Tea Party Republicans did not want a black president to act in the interest of all Americans, because not all Americans were “deserving” in their view. Indeed, the more a black president insisted on serving all Americans—whether through reforms to health care, immigration, climate change, criminal justice, the economy or whatever—the more Tea Party Republicans perceived him as giving away free stuff to black and brown people who were not, by dint of being black and brown, “real Americans.”
It takes just one step more to get to where we are now, as the administration slaps punitive new conditions of legal immigrants, as border agents shoot rubber bulletsacross the Rio Grande at picnicking families, as states demand work for food stamps, as children are confiscated from mothers, as fathers are disappeared, and as a Trump official says the Statue of Liberty should read: “Give me your tired and your poor who can stand on their own two feet, and who will not become a public charge."

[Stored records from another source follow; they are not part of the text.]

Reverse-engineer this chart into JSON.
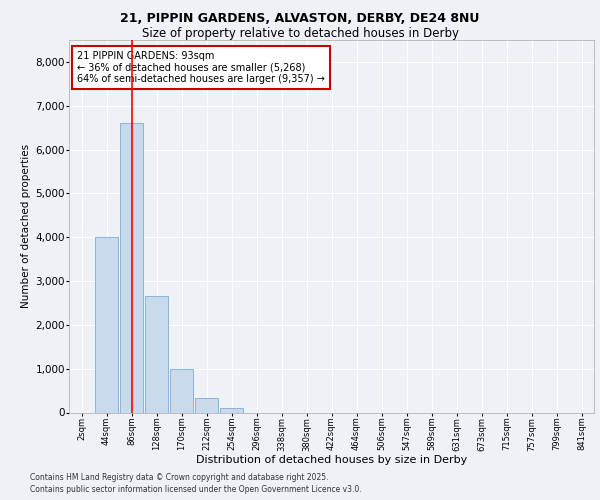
{
  "title_line1": "21, PIPPIN GARDENS, ALVASTON, DERBY, DE24 8NU",
  "title_line2": "Size of property relative to detached houses in Derby",
  "xlabel": "Distribution of detached houses by size in Derby",
  "ylabel": "Number of detached properties",
  "categories": [
    "2sqm",
    "44sqm",
    "86sqm",
    "128sqm",
    "170sqm",
    "212sqm",
    "254sqm",
    "296sqm",
    "338sqm",
    "380sqm",
    "422sqm",
    "464sqm",
    "506sqm",
    "547sqm",
    "589sqm",
    "631sqm",
    "673sqm",
    "715sqm",
    "757sqm",
    "799sqm",
    "841sqm"
  ],
  "values": [
    0,
    4000,
    6600,
    2650,
    1000,
    330,
    100,
    0,
    0,
    0,
    0,
    0,
    0,
    0,
    0,
    0,
    0,
    0,
    0,
    0,
    0
  ],
  "bar_color": "#c9d9ee",
  "bar_edge_color": "#7bafd4",
  "red_line_x": 2,
  "annotation_title": "21 PIPPIN GARDENS: 93sqm",
  "annotation_line1": "← 36% of detached houses are smaller (5,268)",
  "annotation_line2": "64% of semi-detached houses are larger (9,357) →",
  "annotation_box_facecolor": "#ffffff",
  "annotation_box_edgecolor": "#cc0000",
  "ylim": [
    0,
    8500
  ],
  "yticks": [
    0,
    1000,
    2000,
    3000,
    4000,
    5000,
    6000,
    7000,
    8000
  ],
  "footer_line1": "Contains HM Land Registry data © Crown copyright and database right 2025.",
  "footer_line2": "Contains public sector information licensed under the Open Government Licence v3.0.",
  "bg_color": "#eef2f7",
  "grid_color": "#ffffff",
  "title1_fontsize": 9,
  "title2_fontsize": 8.5,
  "ylabel_fontsize": 7.5,
  "xlabel_fontsize": 8,
  "ytick_fontsize": 7.5,
  "xtick_fontsize": 6,
  "annot_fontsize": 7,
  "footer_fontsize": 5.5
}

In other words, there is an unbroken ideological chain connecting “we’re broke” to “build the wall.” The difference is how we’re seeing it. Back then, we saw the Tea Party as a legitimate political force in the constitutional order. Sure, adherents were extremist, but as Goldwater once said, “extremism in the defense of liberty is no vice.”
Now, however, it should be clear the Tea Party was a nascent fascist movement that exploited the tools, rights and privilege of an open liberal democracy to take over a Republican Party collapsed on itself in the wake of war and recession, and that paved the way for a fascist American president. It should be clear by now, if we take this to its final conclusion, that the GOP has become a party of illegitimate politics.